Amen, Rev. Howell! Thanks for continuing to echo the power of the the true-vine! This message reminded me of how my grandfather enjoyed baseball--radio only. Although there were several TVs in his home, he preferred to hear baseball from a radio perched in a bedroom window. There in his backyard, he must have imagined being at the game.
Rev. Howell underscores the reality of faith coming by hearing. It is the hearing that causes the seeing, not its opposite. Television has somewhat diminished our ability to imagine. Rev. Howell is correct, the camera tells us what to see. Imagination spawned by speech has been hijacked--technological distance has eliminated theological intimacy. The disciples did hear and see Jesus though his words seemed always to drown-out his being seen. Perhaps this is the truth of the word becoming flesh and vice versa in terms of Jesus' being.

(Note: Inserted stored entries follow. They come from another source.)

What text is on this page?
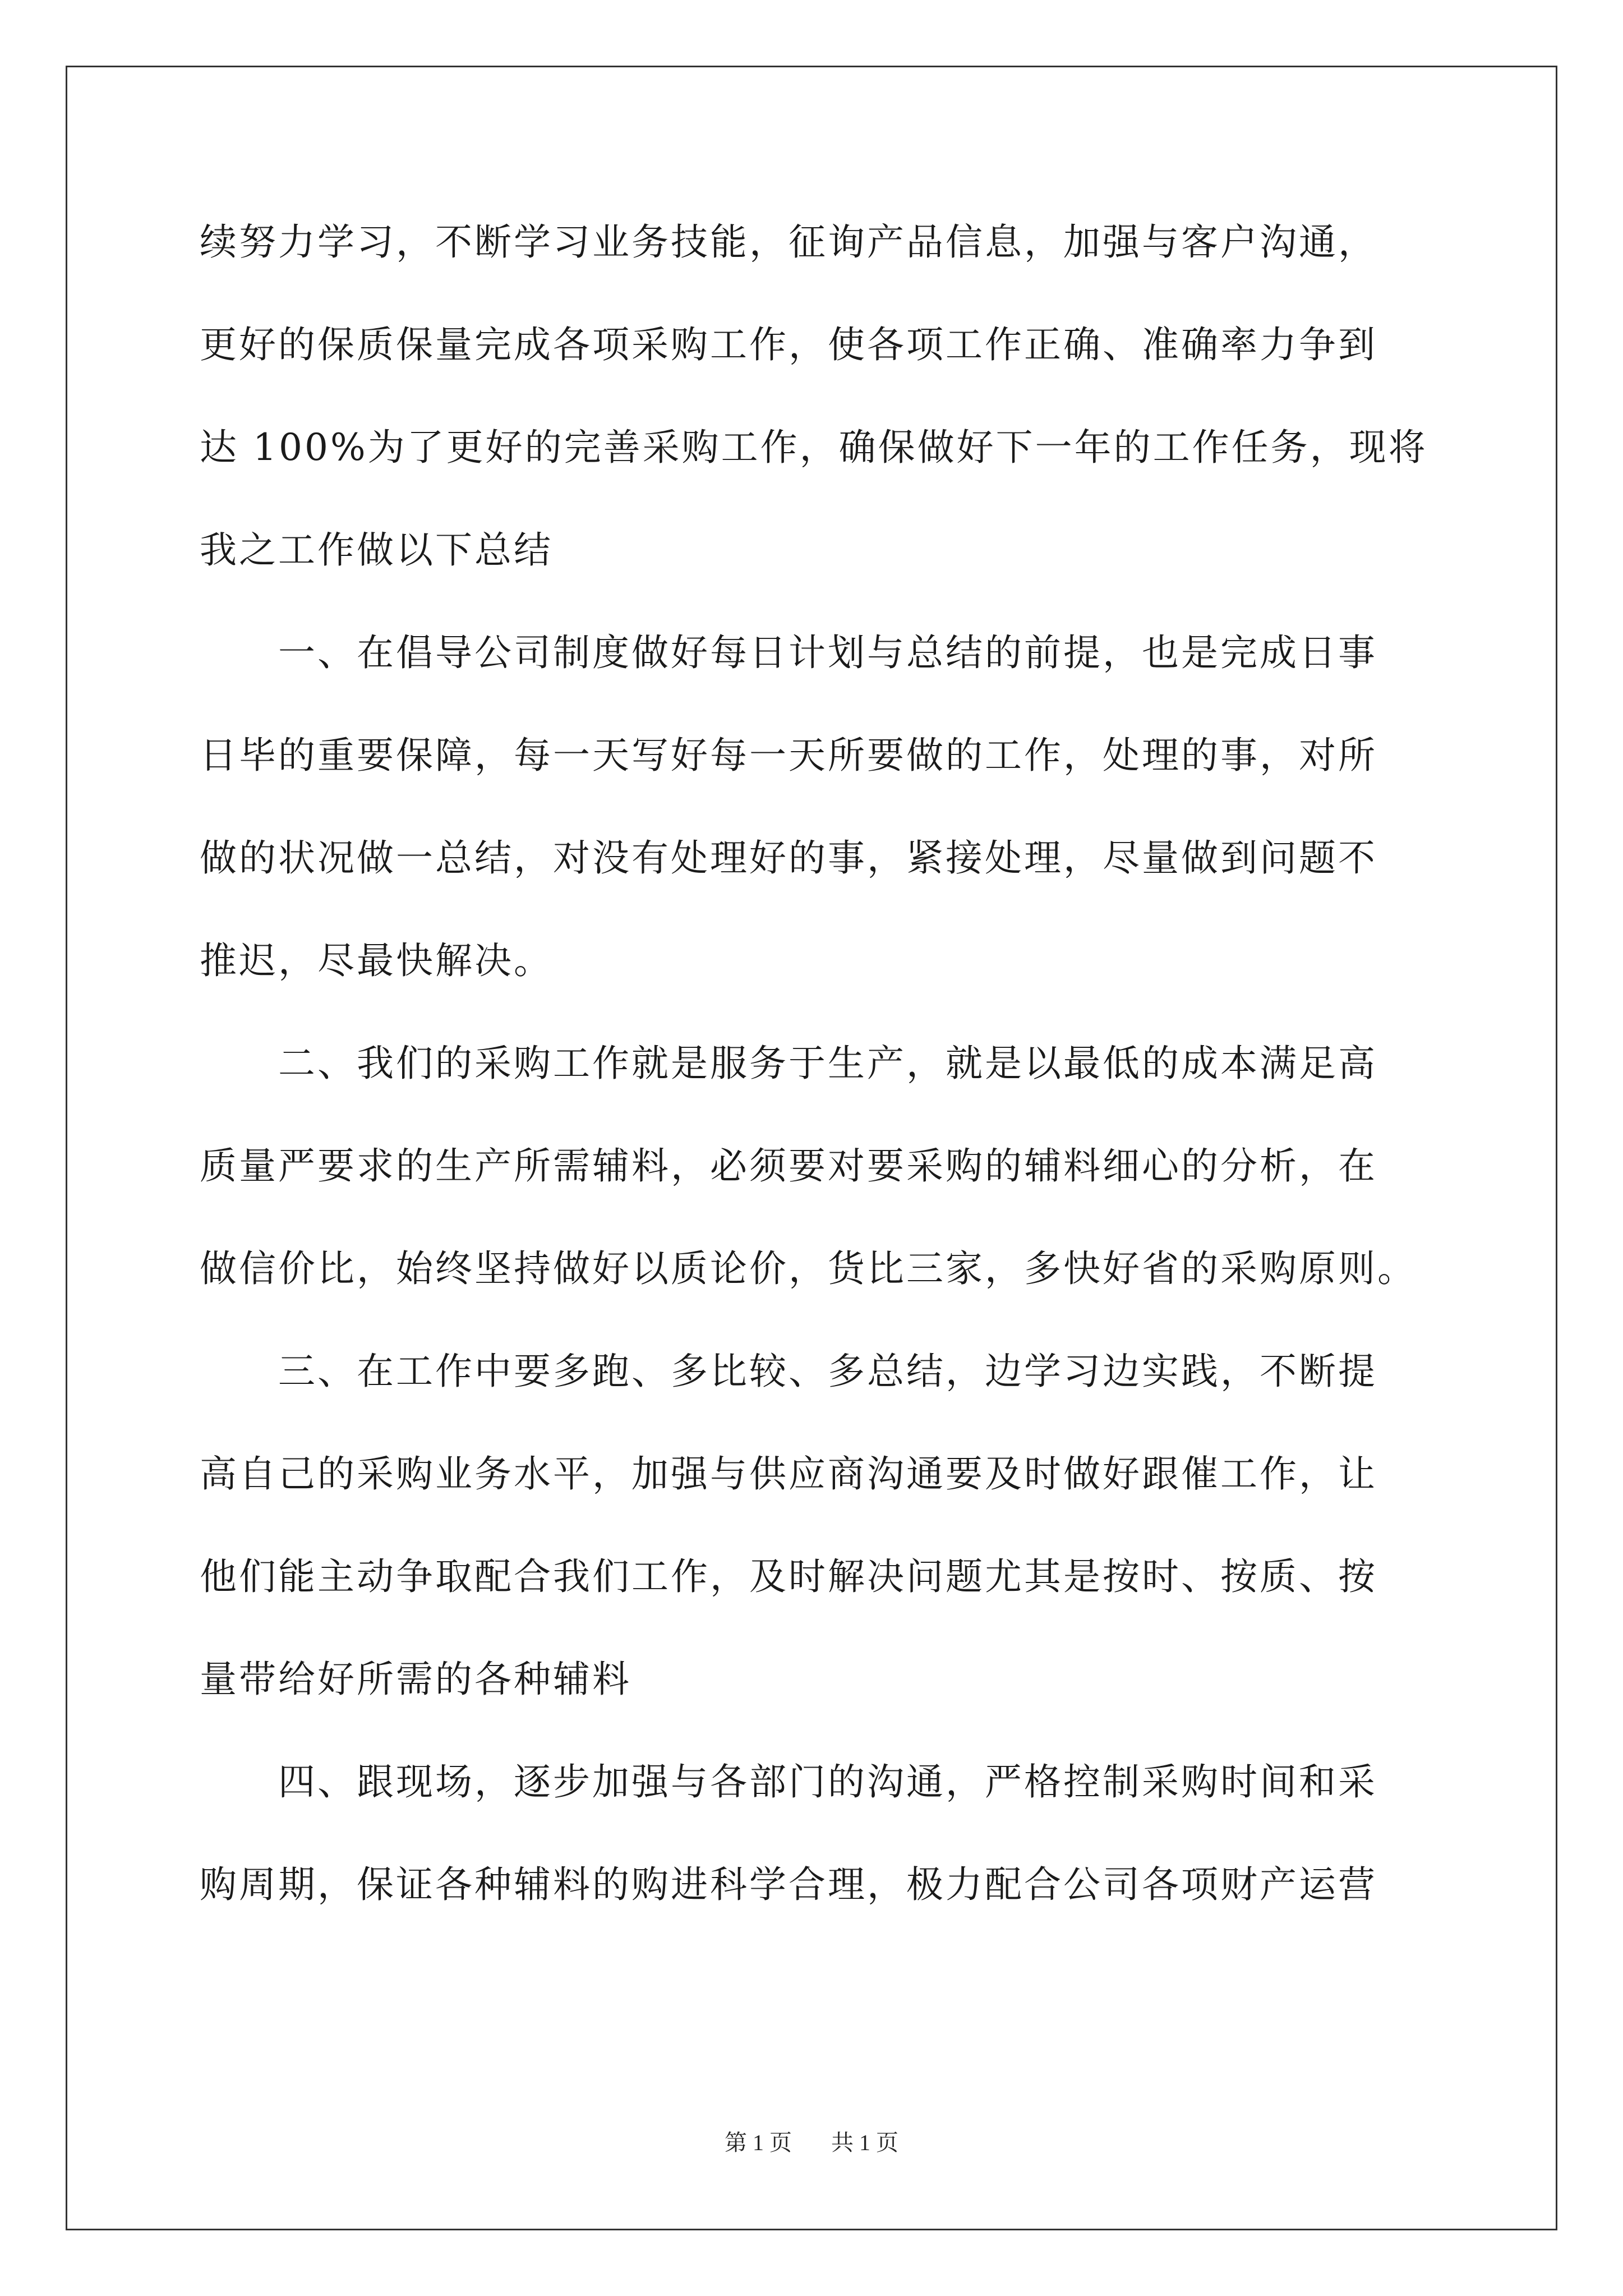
续努力学习，不断学习业务技能，征询产品信息，加强与客户沟通，
更好的保质保量完成各项采购工作，使各项工作正确、准确率力争到
达 100%为了更好的完善采购工作，确保做好下一年的工作任务，现将
我之工作做以下总结
　　一、在倡导公司制度做好每日计划与总结的前提，也是完成日事
日毕的重要保障，每一天写好每一天所要做的工作，处理的事，对所
做的状况做一总结，对没有处理好的事，紧接处理，尽量做到问题不
推迟，尽最快解决。
　　二、我们的采购工作就是服务于生产，就是以最低的成本满足高
质量严要求的生产所需辅料，必须要对要采购的辅料细心的分析，在
做信价比，始终坚持做好以质论价，货比三家，多快好省的采购原则。
　　三、在工作中要多跑、多比较、多总结，边学习边实践，不断提
高自己的采购业务水平，加强与供应商沟通要及时做好跟催工作，让
他们能主动争取配合我们工作，及时解决问题尤其是按时、按质、按
量带给好所需的各种辅料
　　四、跟现场，逐步加强与各部门的沟通，严格控制采购时间和采
购周期，保证各种辅料的购进科学合理，极力配合公司各项财产运营
第 1 页 共 1 页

I attended a wedding some time ago where the officiating pastor took time to deal with Jesus' commandment to "love one another, as I have loved you." The second clause of that command carries the freight of Jesus' intent. I believe, as that pastor that Jesus did not want to leave "love" to the disciples' interpretation of spin. Instead he wanted them to be certain of the love intended and attended. Not unlike his word to abide in me as I abide in you. Jesus' love and abiding are always active and unconditional in real time. He challenges us in the command to do this AS he does it. Though our attempts will be abbreviated and not quite reasonable facsimiles, he calls us to do these just the same. His Father's love enable him to risk all of himself for all of ourselves, warts, wishy-washy, and all. To begin to fathom that kind of love is not within human ability, but it is an unconditional given to all of us--humans.
Thank you, Rev. Howell, for a powerful Word! Thanks Day1 for the lift!
UPDATE: Response from the Rev. Dr. Billy Cox:
This week's sermon by James Howell, specifically the illustration how major league baseball games were formerly conveyed to the public via radio through the colorful and descriptive voices of the announcers, was a bit of wonderful past American sporting history. Through an unseen human voice, the attentive listener was able to keep pace with the play by play action on the diamond. I know, for, I have been there and done that. Though both parties, the announcer and the public were unseen to one another, through a human voice coming over a wire people glued to their radio were informed, excited, inspired and perhaps even changed.
This reminds me of a scene from the movie "One Flew Over the Cuckoo's Nest". A major league baseball game was being played and shown on tv in the reckhall at the mental hospital. Because of the patients bad behavior, Nurse Ratchet would not permit the tv to be turned on. One very able, imaginative and vocally descriptive patient, Jack Nicholson, saw the dilemma facing his patient friends and assumed the role of an announcer calling the game play by play as if he was watching it himself. His friends became excited, and soon gathered around listening as he described the action. Simply because a friend supposedly saw something they did not and could not see, through the action of this friend, the lives of others were momentarily changed.
It's amazing how often lives are changed for the good simply because they observe the positive change in the life of someone around them. One person sees something that others do not see and their lives suddenly take a new and different turn. We never know. Do we?
Thanks Peter and your folks at Day1 in Atlanta.